By Rocia Avila, LCSW

Latino/a/x like the general population are impacted by mental illness. Latino/a/x suffer from eating disorders, depression, anxiety, PTSD, and other mental health illnesses, however, they are not treated at the same rate nor do they seek treatment at the same rate. Talking about mental health in the Latino community can be rare and stigmatized which can be a barrier to seeking treatment.

Latino/a/x also face similar issues with regard to body image issues or distress. In general body image concerns have historically been connected to white women wanting to attain a thin body. In society and the media the concept of the thin ideal (or the desire to attain thinness) continues to be a focus and a skewed perception, that only thin, equals beauty.

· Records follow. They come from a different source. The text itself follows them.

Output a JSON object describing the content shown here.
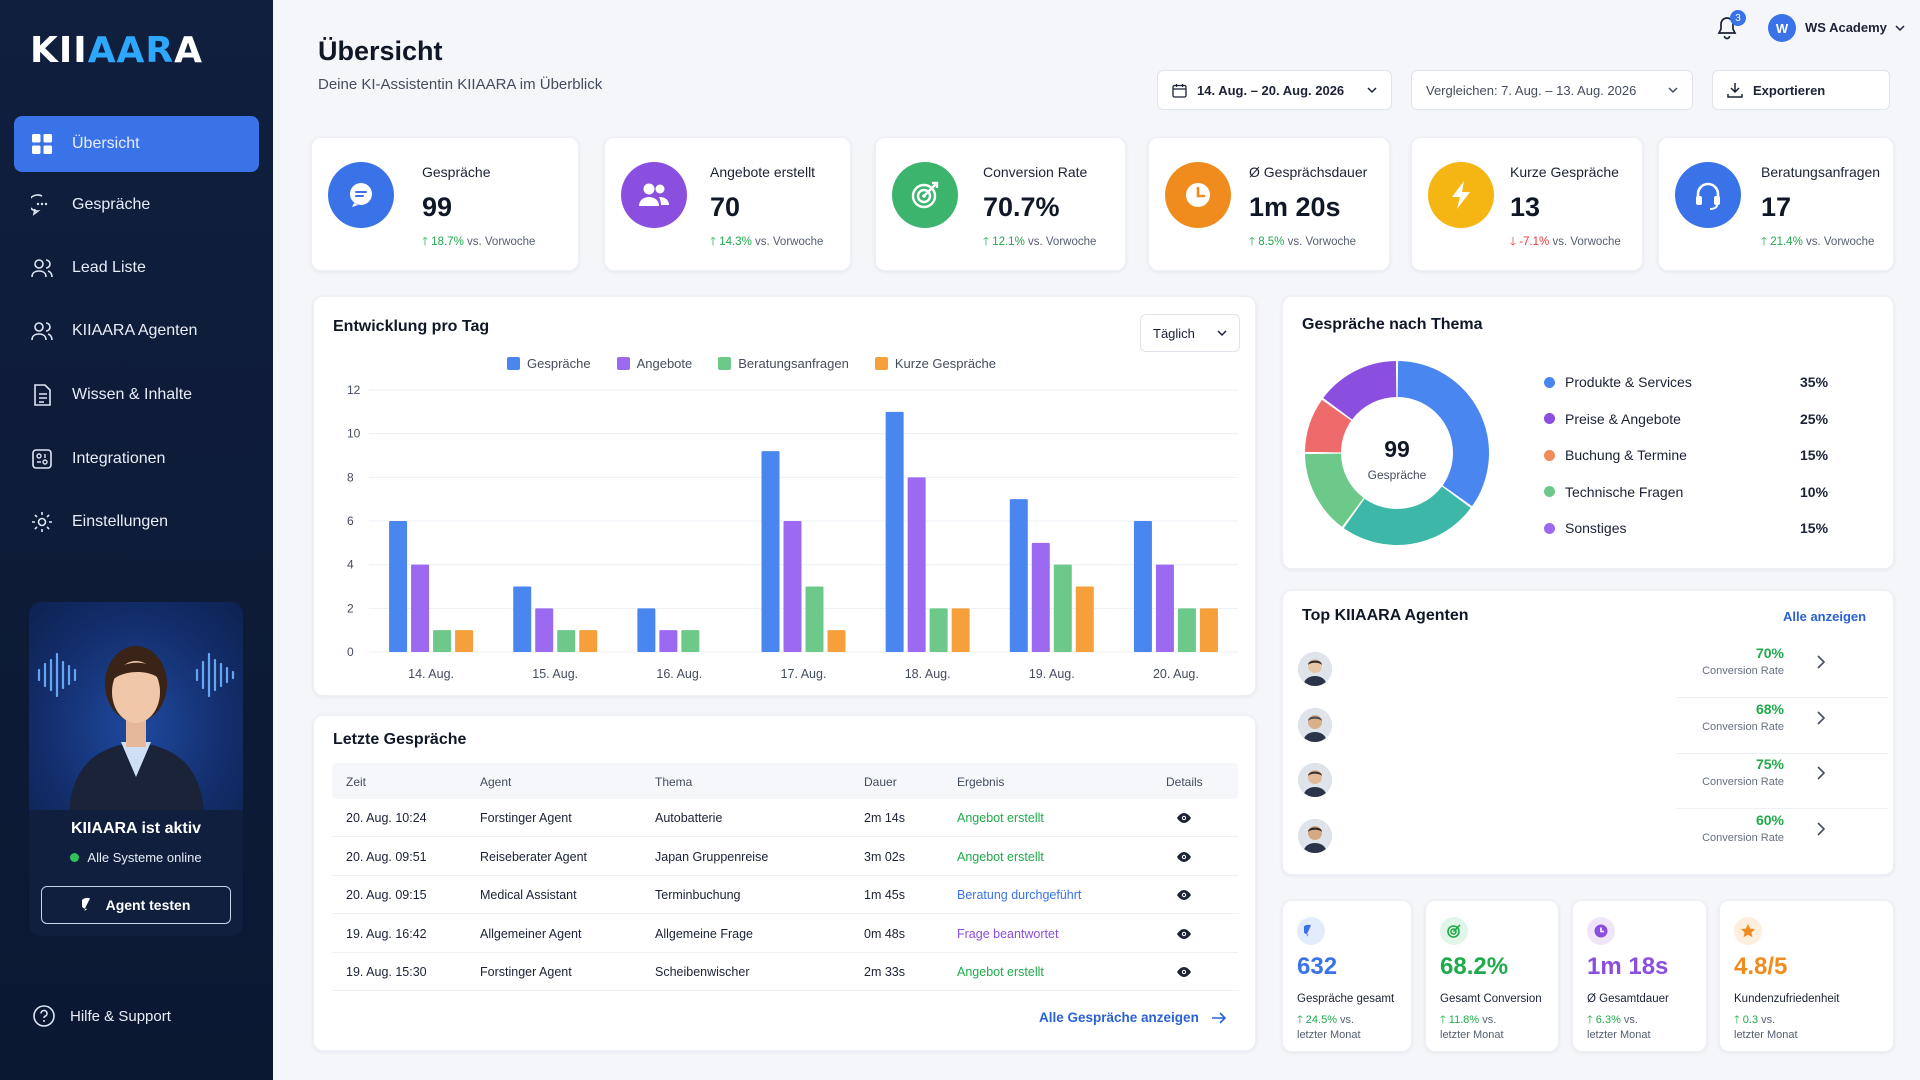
{
  "app": {
    "logo_main": "KIIAARA",
    "account": "WS Academy",
    "account_initial": "W",
    "notifications": "3"
  },
  "nav": {
    "items": [
      {
        "label": "Übersicht",
        "icon": "grid-icon",
        "active": true
      },
      {
        "label": "Gespräche",
        "icon": "chat-icon"
      },
      {
        "label": "Lead Liste",
        "icon": "users-icon"
      },
      {
        "label": "KIIAARA Agenten",
        "icon": "agents-icon"
      },
      {
        "label": "Wissen & Inhalte",
        "icon": "document-icon"
      },
      {
        "label": "Integrationen",
        "icon": "integrations-icon"
      },
      {
        "label": "Einstellungen",
        "icon": "gear-icon"
      }
    ],
    "status_title": "KIIAARA ist aktiv",
    "status_sub": "Alle Systeme online",
    "test_button": "Agent testen",
    "help": "Hilfe & Support"
  },
  "header": {
    "title": "Übersicht",
    "subtitle": "Deine KI-Assistentin KIIAARA im Überblick",
    "date_range": "14. Aug. – 20. Aug. 2026",
    "compare": "Vergleichen: 7. Aug. – 13. Aug. 2026",
    "export": "Exportieren"
  },
  "kpis": [
    {
      "label": "Gespräche",
      "value": "99",
      "delta": "18.7%",
      "trend": "up",
      "suffix": "vs. Vorwoche",
      "color": "#3a73e8",
      "icon": "chat-icon"
    },
    {
      "label": "Angebote erstellt",
      "value": "70",
      "delta": "14.3%",
      "trend": "up",
      "suffix": "vs. Vorwoche",
      "color": "#8b4fe0",
      "icon": "users-icon"
    },
    {
      "label": "Conversion Rate",
      "value": "70.7%",
      "delta": "12.1%",
      "trend": "up",
      "suffix": "vs. Vorwoche",
      "color": "#3cb46e",
      "icon": "target-icon"
    },
    {
      "label": "Ø Gesprächsdauer",
      "value": "1m 20s",
      "delta": "8.5%",
      "trend": "up",
      "suffix": "vs. Vorwoche",
      "color": "#f08c1e",
      "icon": "clock-icon"
    },
    {
      "label": "Kurze Gespräche",
      "value": "13",
      "delta": "-7.1%",
      "trend": "down",
      "suffix": "vs. Vorwoche",
      "color": "#f5b614",
      "icon": "bolt-icon"
    },
    {
      "label": "Beratungsanfragen",
      "value": "17",
      "delta": "21.4%",
      "trend": "up",
      "suffix": "vs. Vorwoche",
      "color": "#3a73e8",
      "icon": "headset-icon"
    }
  ],
  "chart_card": {
    "title": "Entwicklung pro Tag",
    "period": "Täglich"
  },
  "chart_data": {
    "type": "bar",
    "title": "Entwicklung pro Tag",
    "categories": [
      "14. Aug.",
      "15. Aug.",
      "16. Aug.",
      "17. Aug.",
      "18. Aug.",
      "19. Aug.",
      "20. Aug."
    ],
    "series": [
      {
        "name": "Gespräche",
        "color": "#4a86f0",
        "values": [
          6,
          3,
          2,
          9.2,
          11,
          7,
          6
        ]
      },
      {
        "name": "Angebote",
        "color": "#9b6af0",
        "values": [
          4,
          2,
          1,
          6,
          8,
          5,
          4
        ]
      },
      {
        "name": "Beratungsanfragen",
        "color": "#6cc98a",
        "values": [
          1,
          1,
          1,
          3,
          2,
          4,
          2
        ]
      },
      {
        "name": "Kurze Gespräche",
        "color": "#f5a03a",
        "values": [
          1,
          1,
          0,
          1,
          2,
          3,
          2
        ]
      }
    ],
    "yticks": [
      0,
      2,
      4,
      6,
      8,
      10,
      12
    ],
    "ylim": [
      0,
      12
    ],
    "grid": true,
    "legend": "top"
  },
  "pie": {
    "title": "Gespräche nach Thema",
    "center_value": "99",
    "center_label": "Gespräche",
    "segments": [
      {
        "label": "Produkte & Services",
        "pct": "35%",
        "value": 35,
        "color": "#4a86f0"
      },
      {
        "label": "Preise & Angebote",
        "pct": "25%",
        "value": 25,
        "color": "#3db8a8"
      },
      {
        "label": "Buchung & Termine",
        "pct": "15%",
        "value": 15,
        "color": "#6cc98a"
      },
      {
        "label": "Technische Fragen",
        "pct": "10%",
        "value": 10,
        "color": "#ef6b6b"
      },
      {
        "label": "Sonstiges",
        "pct": "15%",
        "value": 15,
        "color": "#8b4fe0"
      }
    ],
    "legend_colors": [
      "#4a86f0",
      "#8b4fe0",
      "#f08c5a",
      "#6cc98a",
      "#9b6af0"
    ]
  },
  "recent": {
    "title": "Letzte Gespräche",
    "headers": [
      "Zeit",
      "Agent",
      "Thema",
      "Dauer",
      "Ergebnis",
      "Details"
    ],
    "rows": [
      {
        "time": "20. Aug. 10:24",
        "agent": "Forstinger Agent",
        "topic": "Autobatterie",
        "duration": "2m 14s",
        "result": "Angebot erstellt",
        "color": "#1faa4b"
      },
      {
        "time": "20. Aug. 09:51",
        "agent": "Reiseberater Agent",
        "topic": "Japan Gruppenreise",
        "duration": "3m 02s",
        "result": "Angebot erstellt",
        "color": "#1faa4b"
      },
      {
        "time": "20. Aug. 09:15",
        "agent": "Medical Assistant",
        "topic": "Terminbuchung",
        "duration": "1m 45s",
        "result": "Beratung durchgeführt",
        "color": "#3a73e8"
      },
      {
        "time": "19. Aug. 16:42",
        "agent": "Allgemeiner Agent",
        "topic": "Allgemeine Frage",
        "duration": "0m 48s",
        "result": "Frage beantwortet",
        "color": "#8b4fe0"
      },
      {
        "time": "19. Aug. 15:30",
        "agent": "Forstinger Agent",
        "topic": "Scheibenwischer",
        "duration": "2m 33s",
        "result": "Angebot erstellt",
        "color": "#1faa4b"
      }
    ],
    "show_all": "Alle Gespräche anzeigen"
  },
  "top_agents": {
    "title": "Top KIIAARA Agenten",
    "show_all": "Alle anzeigen",
    "agents": [
      {
        "pct": "70%",
        "label": "Conversion Rate"
      },
      {
        "pct": "68%",
        "label": "Conversion Rate"
      },
      {
        "pct": "75%",
        "label": "Conversion Rate"
      },
      {
        "pct": "60%",
        "label": "Conversion Rate"
      }
    ]
  },
  "summary": [
    {
      "value": "632",
      "label": "Gespräche gesamt",
      "delta": "24.5%",
      "suffix1": "vs.",
      "suffix2": "letzter Monat",
      "color": "#3a73e8",
      "icon": "chat-icon"
    },
    {
      "value": "68.2%",
      "label": "Gesamt Conversion",
      "delta": "11.8%",
      "suffix1": "vs.",
      "suffix2": "letzter Monat",
      "color": "#1faa4b",
      "icon": "target-icon"
    },
    {
      "value": "1m 18s",
      "label": "Ø Gesamtdauer",
      "delta": "6.3%",
      "suffix1": "vs.",
      "suffix2": "letzter Monat",
      "color": "#8b4fe0",
      "icon": "clock-icon"
    },
    {
      "value": "4.8/5",
      "label": "Kundenzufriedenheit",
      "delta": "0.3",
      "suffix1": "vs.",
      "suffix2": "letzter Monat",
      "color": "#f08c1e",
      "icon": "star-icon"
    }
  ]
}
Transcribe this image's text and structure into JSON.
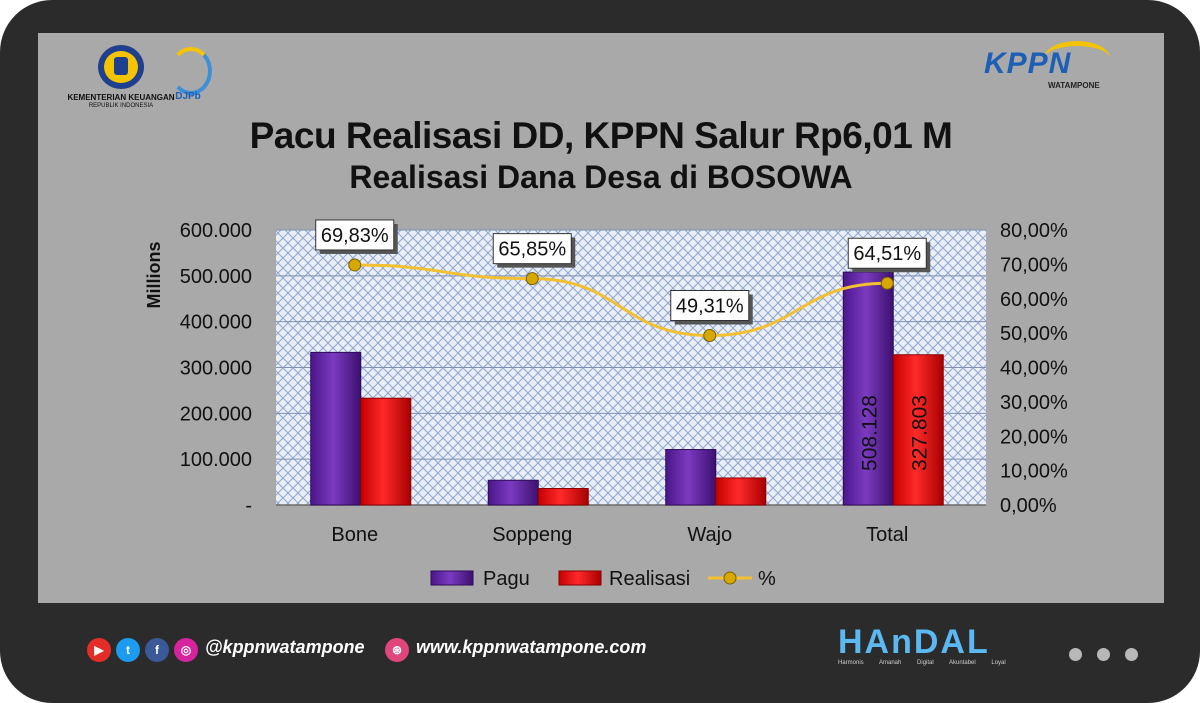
{
  "header": {
    "kemenkeu_line1": "KEMENTERIAN KEUANGAN",
    "kemenkeu_line2": "REPUBLIK INDONESIA",
    "djpb": "DJPb",
    "kppn": "KPPN",
    "kppn_sub": "WATAMPONE"
  },
  "title": "Pacu Realisasi DD, KPPN Salur Rp6,01 M",
  "chart_data": {
    "type": "bar",
    "title": "Realisasi Dana Desa di BOSOWA",
    "categories": [
      "Bone",
      "Soppeng",
      "Wajo",
      "Total"
    ],
    "series": [
      {
        "name": "Pagu",
        "type": "bar",
        "axis": "left",
        "values": [
          333000,
          54000,
          121000,
          508128
        ]
      },
      {
        "name": "Realisasi",
        "type": "bar",
        "axis": "left",
        "values": [
          233000,
          36000,
          59000,
          327803
        ]
      },
      {
        "name": "%",
        "type": "line",
        "axis": "right",
        "values": [
          69.83,
          65.85,
          49.31,
          64.51
        ]
      }
    ],
    "percent_labels": [
      "69,83%",
      "65,85%",
      "49,31%",
      "64,51%"
    ],
    "bar_labels_total": {
      "Pagu": "508.128",
      "Realisasi": "327.803"
    },
    "ylabel": "Millions",
    "ylim": [
      0,
      600000
    ],
    "y_ticks": [
      "-",
      "100.000",
      "200.000",
      "300.000",
      "400.000",
      "500.000",
      "600.000"
    ],
    "y2lim": [
      0,
      80
    ],
    "y2_ticks": [
      "0,00%",
      "10,00%",
      "20,00%",
      "30,00%",
      "40,00%",
      "50,00%",
      "60,00%",
      "70,00%",
      "80,00%"
    ],
    "grid": true,
    "legend_position": "bottom",
    "colors": {
      "Pagu": "#6a2aa8",
      "Realisasi": "#ee1111",
      "%": "#f2c030"
    }
  },
  "footer": {
    "handle": "@kppnwatampone",
    "url": "www.kppnwatampone.com",
    "handal": "HAnDAL",
    "handal_sub": "Harmonis Amanah Digital Akuntabel Loyal"
  }
}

According to one large study in the United States, 45.5% of latinos and 56.1% of latinas experience body shape concerns.1 Latinas experience the same societal pressure regarding western based beauty standards however Latinas often have to contend with other issues such as acculturation and acculturative stress, discrimination, grief if they have migrated from their country of origin, migration journey, lack of resources and support, all the while having to battle mental health and body image issues. One study indicated that Latino males also experienced body image issues specific to muscularity and wanting to attain more muscle mass and reported increased distress when comparing themselves to white or european males who genetically and biologically may have larger/muscular bodies.2 The desire to attain a more muscular body can lead to eating disorders such as orthorexia including restrictive behaviors. 

There are some Latino/a/x who migrated here or are children of immigrants who had to deal with a “migration journey” one in which likely involved disordered eating patterns (1 meal/day) perhaps dealt with food insecurity (limited food access) along with stress about how to obtain the next meal. These stressors sometimes continue for many years even after arrival and the trauma from the journey can lead to trauma responses. Disordered eating patterns can go hand in hand with esteem and body image issues which is likely to increase the risk of developing an eating disorder. 

In summary Latino/a/x face a multitude of issues that lead to mental health issues and some specific issues that can lead to developing body image distress which can increase the risk for developing an eating disorder.